By contrast, on that very same day, my office was buzzing with students seemingly in no hurry to pack up for the holidays and head home. And, interestingly, only one of them was my actual student. One was a Cronkite School of Journalism freshman who had heard me speak to her class and wanted to run an idea past me. A Cronkite sophomore had a major media company interested in a Microsoft Word plug-in he had come up with and wanted to make sure it was actually doable. Another was a business major at Arizona State University's Carey School who needed some advice on developing an iPad application that he got $5,000 in seed money to build. An ASU engineering major wanted to make sure he could get on my schedule before the end of the year to talk through plans for his new business for the coming year.

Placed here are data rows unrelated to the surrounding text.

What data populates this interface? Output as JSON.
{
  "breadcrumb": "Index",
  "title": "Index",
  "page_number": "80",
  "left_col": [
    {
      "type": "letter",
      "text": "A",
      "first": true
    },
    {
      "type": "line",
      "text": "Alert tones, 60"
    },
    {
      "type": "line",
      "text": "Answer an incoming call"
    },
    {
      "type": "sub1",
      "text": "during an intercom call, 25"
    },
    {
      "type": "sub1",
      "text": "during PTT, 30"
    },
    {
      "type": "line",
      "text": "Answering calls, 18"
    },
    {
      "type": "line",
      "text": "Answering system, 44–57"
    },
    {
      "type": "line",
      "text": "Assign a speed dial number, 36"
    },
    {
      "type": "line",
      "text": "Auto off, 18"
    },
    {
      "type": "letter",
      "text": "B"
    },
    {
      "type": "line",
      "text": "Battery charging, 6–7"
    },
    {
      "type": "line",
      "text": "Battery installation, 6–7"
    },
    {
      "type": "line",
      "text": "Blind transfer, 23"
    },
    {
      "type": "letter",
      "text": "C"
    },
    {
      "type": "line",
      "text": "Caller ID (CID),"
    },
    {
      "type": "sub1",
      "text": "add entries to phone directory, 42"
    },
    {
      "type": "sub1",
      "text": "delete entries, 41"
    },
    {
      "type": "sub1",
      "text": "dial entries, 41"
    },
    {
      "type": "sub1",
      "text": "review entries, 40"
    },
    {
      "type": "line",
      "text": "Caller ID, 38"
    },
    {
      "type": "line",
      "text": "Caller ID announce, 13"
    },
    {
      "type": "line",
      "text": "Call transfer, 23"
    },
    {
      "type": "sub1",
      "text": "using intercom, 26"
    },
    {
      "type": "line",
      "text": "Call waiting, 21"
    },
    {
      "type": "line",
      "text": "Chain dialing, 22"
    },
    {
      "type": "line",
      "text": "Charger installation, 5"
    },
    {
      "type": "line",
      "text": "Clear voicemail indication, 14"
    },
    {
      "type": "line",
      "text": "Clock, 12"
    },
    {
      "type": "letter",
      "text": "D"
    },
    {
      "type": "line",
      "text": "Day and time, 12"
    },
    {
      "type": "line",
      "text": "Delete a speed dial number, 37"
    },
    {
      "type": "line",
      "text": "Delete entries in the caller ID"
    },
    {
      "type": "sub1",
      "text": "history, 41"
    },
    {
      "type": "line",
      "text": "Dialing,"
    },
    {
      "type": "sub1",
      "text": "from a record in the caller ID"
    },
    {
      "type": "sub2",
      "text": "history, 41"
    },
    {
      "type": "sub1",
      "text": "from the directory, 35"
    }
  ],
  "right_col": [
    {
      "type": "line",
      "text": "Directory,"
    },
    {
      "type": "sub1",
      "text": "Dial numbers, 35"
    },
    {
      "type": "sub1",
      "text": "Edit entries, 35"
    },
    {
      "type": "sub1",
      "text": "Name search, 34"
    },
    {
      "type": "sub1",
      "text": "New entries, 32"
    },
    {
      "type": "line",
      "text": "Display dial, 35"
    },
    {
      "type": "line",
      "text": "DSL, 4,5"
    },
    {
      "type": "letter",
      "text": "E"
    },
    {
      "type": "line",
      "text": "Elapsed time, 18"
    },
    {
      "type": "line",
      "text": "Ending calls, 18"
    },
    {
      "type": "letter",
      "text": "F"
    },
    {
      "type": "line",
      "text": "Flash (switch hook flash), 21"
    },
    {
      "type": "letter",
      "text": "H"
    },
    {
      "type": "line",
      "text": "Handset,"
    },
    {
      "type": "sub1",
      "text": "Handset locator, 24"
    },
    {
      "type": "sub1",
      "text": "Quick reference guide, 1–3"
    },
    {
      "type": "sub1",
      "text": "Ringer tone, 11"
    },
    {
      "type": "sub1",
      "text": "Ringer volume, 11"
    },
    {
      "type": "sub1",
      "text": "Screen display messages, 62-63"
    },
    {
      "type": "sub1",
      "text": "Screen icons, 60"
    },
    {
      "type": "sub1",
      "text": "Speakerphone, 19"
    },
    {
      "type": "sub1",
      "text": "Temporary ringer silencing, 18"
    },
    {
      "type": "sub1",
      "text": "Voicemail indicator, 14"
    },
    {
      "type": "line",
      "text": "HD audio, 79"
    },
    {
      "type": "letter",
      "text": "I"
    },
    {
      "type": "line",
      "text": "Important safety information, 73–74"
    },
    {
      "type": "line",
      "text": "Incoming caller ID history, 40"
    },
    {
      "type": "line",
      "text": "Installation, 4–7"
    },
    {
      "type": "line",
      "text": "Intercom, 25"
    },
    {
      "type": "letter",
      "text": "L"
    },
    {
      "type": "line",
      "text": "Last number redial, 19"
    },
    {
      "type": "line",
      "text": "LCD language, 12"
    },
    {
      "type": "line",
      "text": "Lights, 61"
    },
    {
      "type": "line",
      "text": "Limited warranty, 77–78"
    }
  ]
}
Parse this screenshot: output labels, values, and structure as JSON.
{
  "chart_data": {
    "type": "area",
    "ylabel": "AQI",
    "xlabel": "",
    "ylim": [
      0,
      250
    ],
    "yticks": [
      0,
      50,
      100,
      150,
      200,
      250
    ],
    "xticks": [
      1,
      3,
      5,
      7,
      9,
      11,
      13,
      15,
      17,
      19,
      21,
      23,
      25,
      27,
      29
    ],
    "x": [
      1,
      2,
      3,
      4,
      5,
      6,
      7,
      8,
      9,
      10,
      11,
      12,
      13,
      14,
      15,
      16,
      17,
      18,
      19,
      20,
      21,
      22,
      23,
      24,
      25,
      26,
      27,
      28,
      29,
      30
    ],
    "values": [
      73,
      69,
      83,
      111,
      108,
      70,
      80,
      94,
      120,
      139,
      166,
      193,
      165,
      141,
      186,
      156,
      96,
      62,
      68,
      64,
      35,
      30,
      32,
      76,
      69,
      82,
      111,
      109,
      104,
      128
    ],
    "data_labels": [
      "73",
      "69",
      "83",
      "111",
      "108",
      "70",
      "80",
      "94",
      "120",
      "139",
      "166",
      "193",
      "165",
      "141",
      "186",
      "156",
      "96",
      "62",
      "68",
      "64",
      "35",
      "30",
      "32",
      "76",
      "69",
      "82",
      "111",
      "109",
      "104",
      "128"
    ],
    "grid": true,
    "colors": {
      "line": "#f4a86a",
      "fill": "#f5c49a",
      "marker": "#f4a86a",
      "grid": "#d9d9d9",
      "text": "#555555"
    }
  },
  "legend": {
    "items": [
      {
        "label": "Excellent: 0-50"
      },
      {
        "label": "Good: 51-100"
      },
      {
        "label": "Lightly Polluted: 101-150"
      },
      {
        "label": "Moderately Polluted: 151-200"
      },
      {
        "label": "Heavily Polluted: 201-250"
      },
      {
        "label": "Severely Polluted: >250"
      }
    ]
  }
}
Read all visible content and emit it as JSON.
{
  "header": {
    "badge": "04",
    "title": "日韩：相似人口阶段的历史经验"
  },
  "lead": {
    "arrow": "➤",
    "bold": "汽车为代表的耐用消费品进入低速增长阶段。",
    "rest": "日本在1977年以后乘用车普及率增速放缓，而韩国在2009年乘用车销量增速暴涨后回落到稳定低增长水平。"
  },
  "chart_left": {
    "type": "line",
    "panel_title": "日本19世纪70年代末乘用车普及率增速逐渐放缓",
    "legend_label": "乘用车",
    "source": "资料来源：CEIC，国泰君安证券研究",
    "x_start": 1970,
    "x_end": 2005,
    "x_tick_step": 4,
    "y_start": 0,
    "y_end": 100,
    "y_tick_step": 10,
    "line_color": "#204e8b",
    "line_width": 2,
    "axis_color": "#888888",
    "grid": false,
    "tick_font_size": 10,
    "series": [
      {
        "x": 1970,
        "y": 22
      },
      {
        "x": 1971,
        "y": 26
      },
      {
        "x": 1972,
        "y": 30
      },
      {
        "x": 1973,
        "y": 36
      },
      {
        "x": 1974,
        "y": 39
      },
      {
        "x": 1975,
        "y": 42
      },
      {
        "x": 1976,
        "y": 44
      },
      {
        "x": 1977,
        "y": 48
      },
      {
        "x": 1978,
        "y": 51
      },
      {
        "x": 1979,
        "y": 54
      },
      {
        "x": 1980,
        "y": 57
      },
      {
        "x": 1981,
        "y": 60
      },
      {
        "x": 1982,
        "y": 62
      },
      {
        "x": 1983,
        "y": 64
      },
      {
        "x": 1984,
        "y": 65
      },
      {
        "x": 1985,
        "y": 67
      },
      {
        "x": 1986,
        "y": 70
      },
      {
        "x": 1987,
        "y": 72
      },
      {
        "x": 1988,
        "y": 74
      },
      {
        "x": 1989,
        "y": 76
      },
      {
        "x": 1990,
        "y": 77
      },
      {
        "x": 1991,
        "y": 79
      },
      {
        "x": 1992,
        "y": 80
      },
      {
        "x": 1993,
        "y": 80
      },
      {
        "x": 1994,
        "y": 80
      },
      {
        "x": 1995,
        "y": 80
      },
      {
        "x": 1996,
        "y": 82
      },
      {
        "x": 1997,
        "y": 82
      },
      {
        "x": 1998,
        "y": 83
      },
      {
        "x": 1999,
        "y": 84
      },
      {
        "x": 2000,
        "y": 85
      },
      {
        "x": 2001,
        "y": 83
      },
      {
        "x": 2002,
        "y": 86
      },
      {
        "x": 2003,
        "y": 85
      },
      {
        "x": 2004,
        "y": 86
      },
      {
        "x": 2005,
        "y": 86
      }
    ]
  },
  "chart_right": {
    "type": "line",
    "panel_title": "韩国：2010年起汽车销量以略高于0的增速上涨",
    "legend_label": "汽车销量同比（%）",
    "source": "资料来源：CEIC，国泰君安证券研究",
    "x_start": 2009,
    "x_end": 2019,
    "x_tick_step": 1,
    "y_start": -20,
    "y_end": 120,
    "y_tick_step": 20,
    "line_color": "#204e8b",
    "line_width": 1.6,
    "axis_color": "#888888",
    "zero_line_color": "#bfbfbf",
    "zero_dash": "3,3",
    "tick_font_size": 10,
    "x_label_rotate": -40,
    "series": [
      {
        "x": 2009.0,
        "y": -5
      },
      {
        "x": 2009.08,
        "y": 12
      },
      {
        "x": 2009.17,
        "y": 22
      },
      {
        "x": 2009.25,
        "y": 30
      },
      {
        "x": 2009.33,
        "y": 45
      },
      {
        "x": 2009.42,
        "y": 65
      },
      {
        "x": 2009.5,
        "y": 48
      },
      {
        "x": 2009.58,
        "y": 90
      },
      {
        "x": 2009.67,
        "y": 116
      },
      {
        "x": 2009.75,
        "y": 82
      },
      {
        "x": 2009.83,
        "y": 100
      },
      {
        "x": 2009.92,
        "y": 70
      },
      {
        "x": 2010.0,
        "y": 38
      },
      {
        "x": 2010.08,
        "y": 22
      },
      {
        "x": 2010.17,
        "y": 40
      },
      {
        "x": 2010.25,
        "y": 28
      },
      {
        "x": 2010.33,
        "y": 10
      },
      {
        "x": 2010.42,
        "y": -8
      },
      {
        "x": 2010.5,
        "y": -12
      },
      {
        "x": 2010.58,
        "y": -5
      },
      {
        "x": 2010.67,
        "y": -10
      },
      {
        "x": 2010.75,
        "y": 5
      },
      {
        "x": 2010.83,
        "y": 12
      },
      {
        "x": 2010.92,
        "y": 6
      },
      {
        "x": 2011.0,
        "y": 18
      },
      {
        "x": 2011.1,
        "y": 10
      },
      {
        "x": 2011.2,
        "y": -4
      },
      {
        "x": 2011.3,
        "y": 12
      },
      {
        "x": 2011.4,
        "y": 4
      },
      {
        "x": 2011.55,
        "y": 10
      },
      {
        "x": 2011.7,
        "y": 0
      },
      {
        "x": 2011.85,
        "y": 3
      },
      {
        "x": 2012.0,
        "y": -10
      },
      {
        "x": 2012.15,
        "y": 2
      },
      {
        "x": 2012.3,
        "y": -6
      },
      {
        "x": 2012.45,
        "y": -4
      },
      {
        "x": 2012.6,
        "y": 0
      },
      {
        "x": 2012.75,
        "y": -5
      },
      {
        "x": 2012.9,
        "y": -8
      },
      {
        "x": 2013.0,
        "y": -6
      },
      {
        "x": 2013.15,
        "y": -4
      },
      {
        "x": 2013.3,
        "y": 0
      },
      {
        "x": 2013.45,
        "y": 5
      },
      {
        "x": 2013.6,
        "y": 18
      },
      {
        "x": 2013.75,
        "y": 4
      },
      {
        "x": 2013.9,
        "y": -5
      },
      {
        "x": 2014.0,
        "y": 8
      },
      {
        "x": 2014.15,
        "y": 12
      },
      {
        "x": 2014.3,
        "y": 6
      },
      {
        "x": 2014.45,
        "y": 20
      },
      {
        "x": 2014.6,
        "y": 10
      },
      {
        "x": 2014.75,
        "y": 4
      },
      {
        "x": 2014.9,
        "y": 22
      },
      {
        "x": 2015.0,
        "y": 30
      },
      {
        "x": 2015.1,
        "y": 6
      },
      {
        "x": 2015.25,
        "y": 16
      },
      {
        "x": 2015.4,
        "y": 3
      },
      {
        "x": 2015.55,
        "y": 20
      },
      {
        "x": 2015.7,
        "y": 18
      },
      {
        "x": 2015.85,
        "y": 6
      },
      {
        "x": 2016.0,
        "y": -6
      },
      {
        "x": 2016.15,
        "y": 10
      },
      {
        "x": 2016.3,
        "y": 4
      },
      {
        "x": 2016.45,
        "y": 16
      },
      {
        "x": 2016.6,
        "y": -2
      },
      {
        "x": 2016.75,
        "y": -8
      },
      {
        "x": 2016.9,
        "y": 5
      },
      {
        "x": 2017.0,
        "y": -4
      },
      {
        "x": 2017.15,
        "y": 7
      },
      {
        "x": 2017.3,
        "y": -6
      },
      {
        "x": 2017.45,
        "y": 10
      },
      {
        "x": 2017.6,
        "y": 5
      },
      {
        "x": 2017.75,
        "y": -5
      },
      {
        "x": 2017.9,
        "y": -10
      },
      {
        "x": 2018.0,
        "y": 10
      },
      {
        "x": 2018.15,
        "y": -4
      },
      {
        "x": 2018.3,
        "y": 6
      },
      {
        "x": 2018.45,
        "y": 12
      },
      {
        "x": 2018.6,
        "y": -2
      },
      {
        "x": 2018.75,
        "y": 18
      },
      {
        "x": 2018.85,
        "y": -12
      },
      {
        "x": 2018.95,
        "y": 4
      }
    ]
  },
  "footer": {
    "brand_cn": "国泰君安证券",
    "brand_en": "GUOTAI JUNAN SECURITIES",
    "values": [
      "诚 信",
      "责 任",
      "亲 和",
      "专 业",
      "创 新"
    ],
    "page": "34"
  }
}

As I was looking into the earnest faces of the students who paraded in and out of my office that day, with their Power Point presentations and legal yellow pads filled with sketches for their big ideas, I thought about what made the difference between my friend's institution of higher education and my own.

encouraging innovation

At ASU, innovation and entrepreneurship are being pushed everywhere you go. Funding contests abound such as the Edson Student Entrepreneurship Initiative, which funds up to $20,000 per student team; the ASU Innovation Challenge, in which each student team can win up to $10,000 for an idea; the Performing Arts Venture Experience gives away up to $5,000 for student ideas, and the new 10,000 Solutions provides up to $10,000 to fund good ideas from students, staff, faculty and community members on how to impact local and global communities.

Additionally, Cronkite School students (and faculty) are encouraged to submit ideas for Knight News Challenge and J-Lab Women Entrepreneurs grants, and those winners are heralded as much as winners of journalism contests.